Aku mendengar suara. Seseorang menggali tanah. Mulanya samar-sama, lama-lama memekakkan telinga. Lama-lamanya lagi, kamarku jadi gaduh. Seperti pasar malam, bianglala berputar, ikan-ikan mainan menganga mulutnya minta dipancing, mesin kembang gula bergerak-gerak, komedi putar benyanyi, tapi sepi. Hanya terdengar seseorang menggali tanah.

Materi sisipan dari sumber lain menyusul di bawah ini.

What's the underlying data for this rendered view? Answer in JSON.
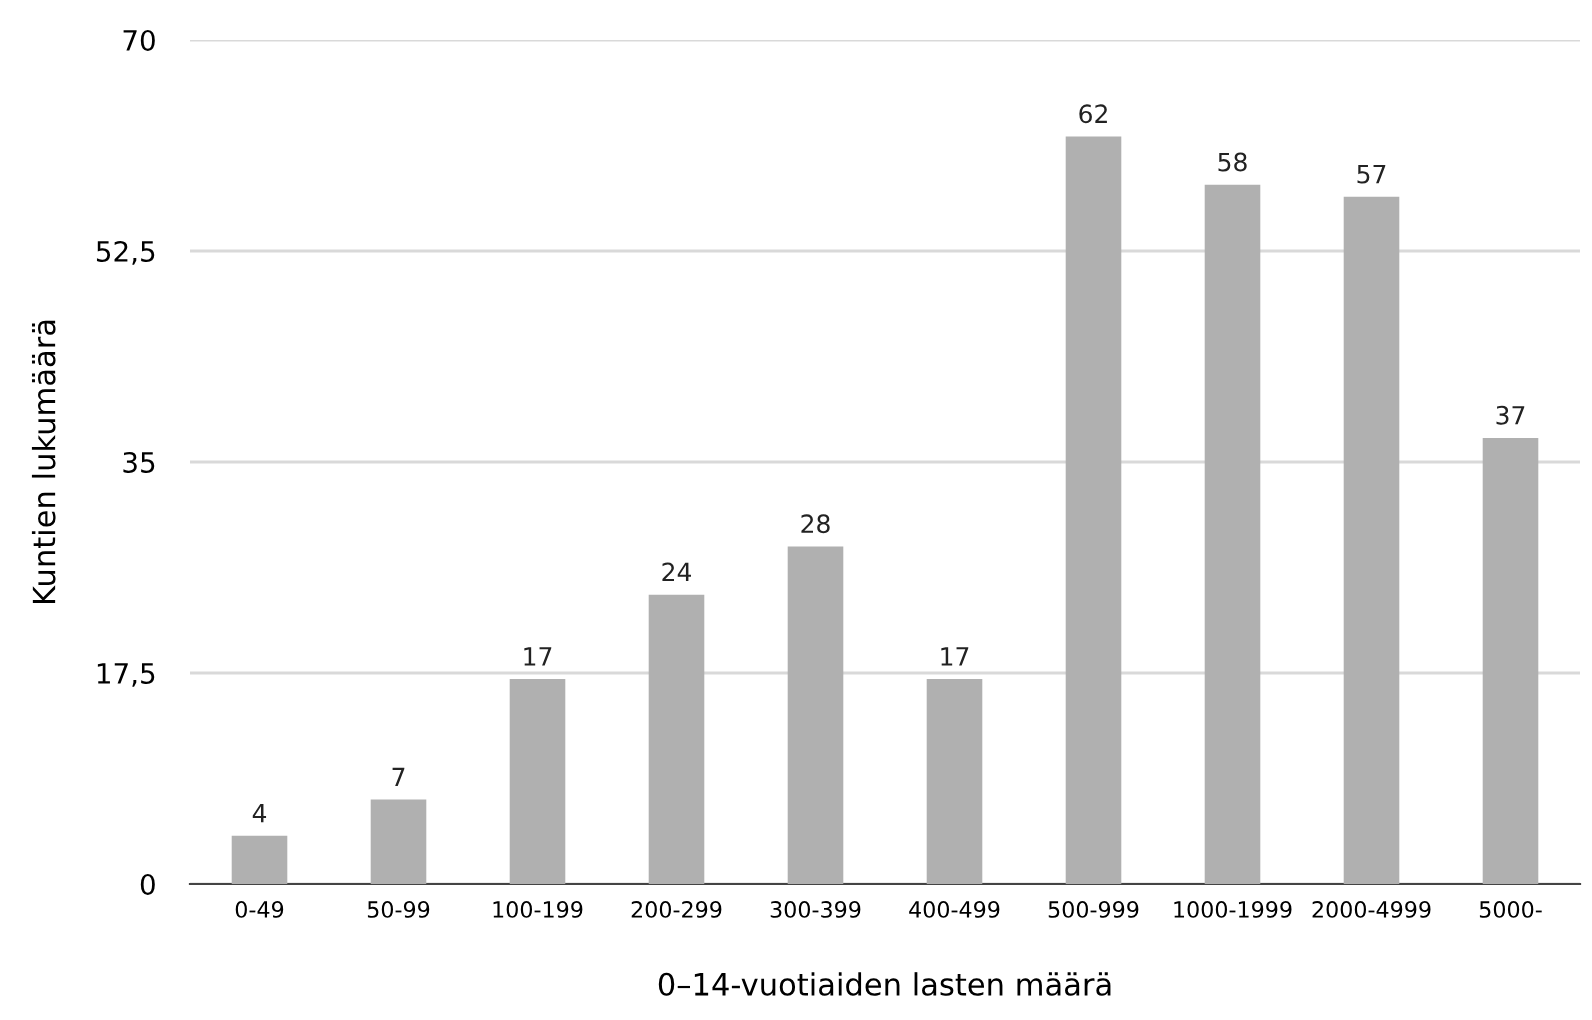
{
  "chart_data": {
    "type": "bar",
    "xlabel": "0–14-vuotiaiden lasten määrä",
    "ylabel": "Kuntien lukumäärä",
    "categories": [
      "0-49",
      "50-99",
      "100-199",
      "200-299",
      "300-399",
      "400-499",
      "500-999",
      "1000-1999",
      "2000-4999",
      "5000-"
    ],
    "values": [
      4,
      7,
      17,
      24,
      28,
      17,
      62,
      58,
      57,
      37
    ],
    "color": "#b0b0b0",
    "ylim": [
      0,
      70
    ],
    "yticks": [
      0,
      {
        "value": 17.5,
        "label": "17,5"
      },
      35,
      {
        "value": 52.5,
        "label": "52,5"
      },
      70
    ],
    "grid": "y",
    "data_labels": true,
    "legend": false
  }
}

Tak mengerti. Sungguh tak bisa kumengerti. Berulang kali kukatakan pada diriku sendiri, ini bukan pasar malam. Hanya sebuah kamar berukuran empat kali empat yang diselimuti malam. Tidak ada bianglala, ikan-ikan mainan, kembang gula ataupun komedi putar. Apalagi penggali kubur. Rasa takut memang kerap mengada-ada. Mengadakan yang tidak ada.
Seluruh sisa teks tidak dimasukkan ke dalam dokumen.